Question

In the device shown in the figure, the block of mass $20kg$ is displaced down slightly and released, it starts oscillating. Pulleys are smooth and massless. Strings and springs are also massless. Find the time period of oscillation (${{K}_{1}}=4N/m,{{K}_{2}}=4N/m$)?

Answer 1

Hint: Before solving this question one should know that simple harmonic motion is only observed when acceleration is proportional to displacement with degree one. In SHM, we can replace acceleration with equation ${{\omega }^{2}}x$which will help us in finding the time period of the motion of the object.

Formula used:
Tension $T=Kx$(equal to spring force) and $\omega =2\pi f$.

Complete step by step answer:
Let’s consider the elongation in spring with spring constant ${{K}_{1}}$ as${{x}_{1}}$ and ${{K}_{2}}$ as ${{x}_{2}}$ when the mass is being displaced by $x$ units.Now, since the string is the same, displacement of mass will be equal to the net displacement of string. Spring elongation in ${{K}_{1}}$ will be equal to the elongation in the string attached to it. But here comes a problem: the string is rolled over the pulley so the displacement in the string will be divided equally which is $x/2$.

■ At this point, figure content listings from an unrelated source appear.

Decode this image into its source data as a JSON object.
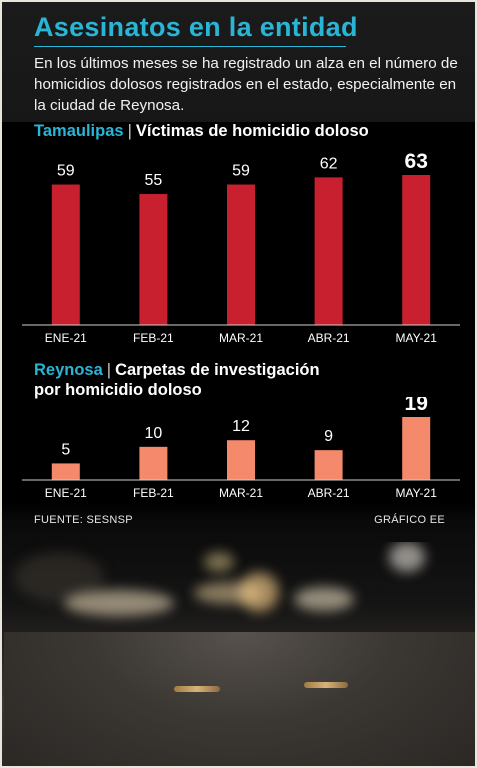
{
  "title": "Asesinatos en la entidad",
  "intro": "En los últimos meses se ha registrado un alza en el número de homicidios dolosos registrados en el estado, especialmente en la ciudad de Reynosa.",
  "section1": {
    "place": "Tamaulipas",
    "separator": "|",
    "subtitle": "Víctimas de homicidio doloso"
  },
  "section2": {
    "place": "Reynosa",
    "separator": "|",
    "subtitle_line1": "Carpetas de investigación",
    "subtitle_line2": "por homicidio doloso"
  },
  "source": "FUENTE: SESNSP",
  "credit": "GRÁFICO EE",
  "colors": {
    "accent": "#29b5d6",
    "bar_tamaulipas": "#c8202f",
    "bar_reynosa": "#f4896b"
  },
  "chart_data": [
    {
      "type": "bar",
      "title": "Víctimas de homicidio doloso",
      "region": "Tamaulipas",
      "categories": [
        "ENE-21",
        "FEB-21",
        "MAR-21",
        "ABR-21",
        "MAY-21"
      ],
      "values": [
        59,
        55,
        59,
        62,
        63
      ],
      "highlight_last": true,
      "grid": false
    },
    {
      "type": "bar",
      "title": "Carpetas de investigación por homicidio doloso",
      "region": "Reynosa",
      "categories": [
        "ENE-21",
        "FEB-21",
        "MAR-21",
        "ABR-21",
        "MAY-21"
      ],
      "values": [
        5,
        10,
        12,
        9,
        19
      ],
      "highlight_last": true,
      "grid": false
    }
  ]
}
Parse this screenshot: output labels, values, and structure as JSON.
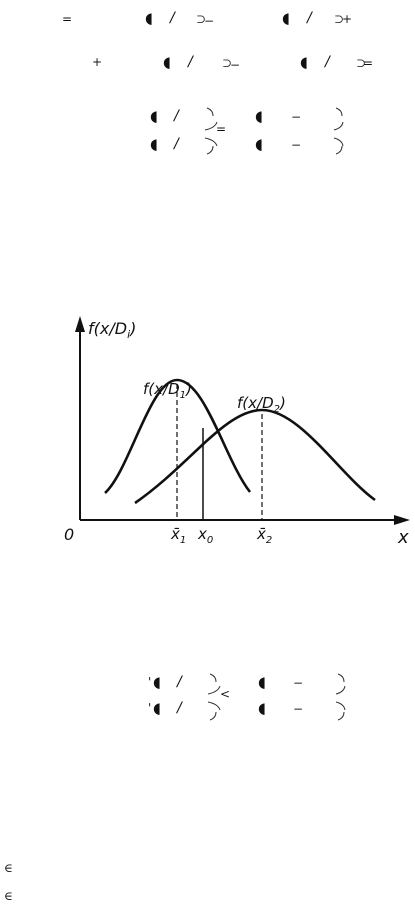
{
  "equation_line_1": {
    "equals": "=",
    "moon_a": "◖",
    "slash_a": "/",
    "brace_a": "⊃",
    "minus": "−",
    "moon_b": "◖",
    "slash_b": "/",
    "brace_b": "⊃",
    "plus": "+"
  },
  "equation_line_2": {
    "plus": "+",
    "moon_a": "◖",
    "slash_a": "/",
    "brace_a": "⊃",
    "minus": "−",
    "moon_b": "◖",
    "slash_b": "/",
    "brace_b": "⊃",
    "equals": "="
  },
  "ratio_1": {
    "num_moon": "◖",
    "num_slash": "/",
    "den_moon": "◖",
    "den_slash": "/",
    "relation": "=",
    "rhs_num_moon": "◖",
    "rhs_num_minus": "−",
    "rhs_den_moon": "◖",
    "rhs_den_minus": "−"
  },
  "figure": {
    "y_axis_label": "f(x/D",
    "y_axis_label_sub": "i",
    "y_axis_label_close": ")",
    "curve1_label": "f(x/D",
    "curve1_label_sub": "1",
    "curve1_label_close": ")",
    "curve2_label": "f(x/D",
    "curve2_label_sub": "2",
    "curve2_label_close": ")",
    "origin_label": "0",
    "x_axis_label": "x",
    "tick_x1": "x̄",
    "tick_x1_sub": "1",
    "tick_x0": "x",
    "tick_x0_sub": "0",
    "tick_x2": "x̄",
    "tick_x2_sub": "2"
  },
  "ratio_2": {
    "num_prime": "'",
    "num_moon": "◖",
    "num_slash": "/",
    "den_prime": "'",
    "den_moon": "◖",
    "den_slash": "/",
    "relation": "<",
    "rhs_num_moon": "◖",
    "rhs_num_minus": "−",
    "rhs_den_moon": "◖",
    "rhs_den_minus": "−"
  },
  "footer": {
    "element_of_1": "∈",
    "element_of_2": "∈"
  }
}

Talking about the spring with constant ${{K}_{2}}$ since we have assumed its elongation to be ${{x}_{2}}$ the elongation in the string directly attached to it will also be the same, and because of spring with constant ${{K}_{1}}$the pulley attached to that string will create a displacement of ${{x}_{1}}/2$which have to be equal to ${{x}_{2}}$ because of string property. Since the whole system is in equilibrium, we can equate the tension as well.

From the above discussion we get the following result: ${{x}_{2}}={{x}_{1}}/2$
The above relation will be helpful in finding net displacement in terms of string elongation of strings attached to springs and rolled over pulleys.
Now let’s equate the tension to get another relation $2{{K}_{1}}{{x}_{1}}={{K}_{2}}{{x}_{2}}$putting the values of spring constant as provided in question we will get
$2{{x}_{1}}={{x}_{2}}$

Now let’s write total displacement
$x={{x}_{1}}+2{{x}_{2}}$
Putting the value of ${{x}_{2}}$ as obtained in the relation we will get
$x=5{{x}_{1}}$
Now restoring force, occurring on the mass will be ${{K}_{1}}{{x}_{1}}=ma$ where a is the acceleration by definition of SHM we can replace acceleration with ${{\omega }^{2}}x$ (see the hint).
${{K}_{1}}{{x}_{1}}=m{{\omega }^{2}}(5{{x}_{1}})$
On solving and putting the value of spring constant $\omega =1/5$
We know $\omega =2\pi f$ where $f$ is frequency and relation between frequency and time period is $f=1/T$. On solving we will get $T=10\pi $ seconds as the answer.

Hence, the time period of oscillation is $10\pi $.

Note: Such a question should be done by visualizing the situation since that will help you in understanding the concept of the spring system. Try to equate the tension and find the net displacement, use both to reach your desired answer.